La caravane est toujours solidement accrochée au mur, tirée par un oiseau en origami. Le volatile en papier s’envole au Pays des Merveilles où le lapin blanc d’Alice, connu dans le livre de Lewis Carroll pour son retard légendaire, est représenté sur une fresque de l’artiste marseillais Pierre Pab.
Trouver une nouvelle organisation
Conserver ce décor unique était une volonté chère aux habitants, devenus sociétaires, qui vont et viennent pour donner un coup de main quand ils le peuvent. « Il nous faut huit bénévoles par semaine pour faire tourner le restaurant, explique Olivier. On a un WhatsApp commun et Joël a même créé une application pour s’organiser ».
Mais pas question « d’imposer » des jours, car « ça reste du bénévolat ». Ce midi, Joël rapporte les bières. Demain, Léna accueillera les clients. Les produits alimentaires, eux, sont sourcés par les cuisiniers, dont l’un est salarié à temps complet et l’autre à mi-temps. Ils achètent autant que possible « du bio, local et de saison ».
Le thé provient de la Cave de la Plaine (6e), le café est sourcé à la brûlerie aixoise Richelme, le jus de fruit au Super Cafoutch (2e)… On peut aussi boire du vin issu de l’agriculture biologique « qu’on ne peut trouver nulle part ailleurs à l’Estaque », glisse l’architecte, amateur de bons millésimes.
« Je crois en ce modèle et je veux qu’il se duplique »
Les menus à la carte sont les mêmes toute la semaine pour faciliter la gestion des stocks. Pour réemployer les restes, un brunch est proposé le samedi midi, entre 10 et 15 euros selon l’appétit, avec une assiette salée et sucrée.
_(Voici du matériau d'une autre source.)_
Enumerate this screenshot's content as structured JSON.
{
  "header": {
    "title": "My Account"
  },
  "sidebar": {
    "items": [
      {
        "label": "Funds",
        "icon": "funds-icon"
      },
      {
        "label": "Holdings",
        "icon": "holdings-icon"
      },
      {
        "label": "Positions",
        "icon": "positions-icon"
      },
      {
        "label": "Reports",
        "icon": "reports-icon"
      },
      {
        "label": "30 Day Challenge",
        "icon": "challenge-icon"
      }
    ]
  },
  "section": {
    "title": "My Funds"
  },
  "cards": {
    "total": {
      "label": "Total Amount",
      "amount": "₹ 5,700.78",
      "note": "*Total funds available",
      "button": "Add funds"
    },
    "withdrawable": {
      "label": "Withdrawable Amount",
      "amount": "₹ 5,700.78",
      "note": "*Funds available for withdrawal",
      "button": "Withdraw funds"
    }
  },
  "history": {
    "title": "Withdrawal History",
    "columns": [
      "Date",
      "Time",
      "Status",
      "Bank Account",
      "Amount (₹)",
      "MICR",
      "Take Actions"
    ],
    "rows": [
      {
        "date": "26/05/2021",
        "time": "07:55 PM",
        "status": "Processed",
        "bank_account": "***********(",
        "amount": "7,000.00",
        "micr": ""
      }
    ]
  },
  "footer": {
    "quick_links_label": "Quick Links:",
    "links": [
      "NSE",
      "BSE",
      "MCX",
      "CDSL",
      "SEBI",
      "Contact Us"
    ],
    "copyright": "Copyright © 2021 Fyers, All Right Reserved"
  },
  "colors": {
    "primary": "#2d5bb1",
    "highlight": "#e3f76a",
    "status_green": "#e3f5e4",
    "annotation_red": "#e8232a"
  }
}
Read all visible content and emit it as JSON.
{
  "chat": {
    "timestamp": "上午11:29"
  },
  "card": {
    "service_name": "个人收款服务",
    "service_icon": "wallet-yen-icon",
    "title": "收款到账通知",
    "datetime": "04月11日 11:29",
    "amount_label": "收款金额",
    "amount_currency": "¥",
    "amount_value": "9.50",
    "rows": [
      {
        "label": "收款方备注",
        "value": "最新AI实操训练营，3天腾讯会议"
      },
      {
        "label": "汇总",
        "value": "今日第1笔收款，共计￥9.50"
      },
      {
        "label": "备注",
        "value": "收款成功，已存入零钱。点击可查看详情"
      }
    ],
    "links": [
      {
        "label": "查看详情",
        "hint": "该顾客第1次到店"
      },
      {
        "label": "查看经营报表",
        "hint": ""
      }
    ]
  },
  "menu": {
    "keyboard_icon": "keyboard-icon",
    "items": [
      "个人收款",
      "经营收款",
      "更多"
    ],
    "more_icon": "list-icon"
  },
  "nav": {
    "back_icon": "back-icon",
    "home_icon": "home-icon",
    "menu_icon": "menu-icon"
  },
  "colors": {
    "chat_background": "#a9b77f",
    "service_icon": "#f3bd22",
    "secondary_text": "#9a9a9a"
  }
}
Le restaurant est rentable à partir de 30 assiettes par jour, pour un panier moyen de 15 euros par client. « Je crois en ce modèle et je veux qu’il se duplique », assure Raoul, déterminé à convaincre les Marseillais des avantages de ce système alliant les bons produits aux prix abordables, sans investisseurs ni gros donneurs d’ordre.
Comme lui, ici, tout le monde est engagé. De l’architecte qui réalise des projets avec l’école inclusive du numérique La Plateforme, au cuisinier qui ne travaille « que pour des beaux projets » comme la ferme urbaine le Talus et l’Auberge marseillaise… le Caravane café a de quoi devenir un lieu à haute valeur sociale.
La transmission au cœur du projet
Dans quelques semaines, des ateliers seront organisés le mercredi où chacun pourra donner des cours de cuisine, de peinture, ou de musique… Des chefs locaux viendront aussi se relayer en cuisine au début de la semaine pour concocter un menu qu’ils transmettront au Caravane café.
La transmission est en effet une mission fil rouge du lieu. D’ailleurs, l’ancienne patronne, Julie, organise une soirée festive ce soir. « On va cuisiner un plat italien avec une tarte au St-Nectaire et en dessert, un Bounty revisité », lance, ravie, celle qui garde un amour intact pour ce restaurant.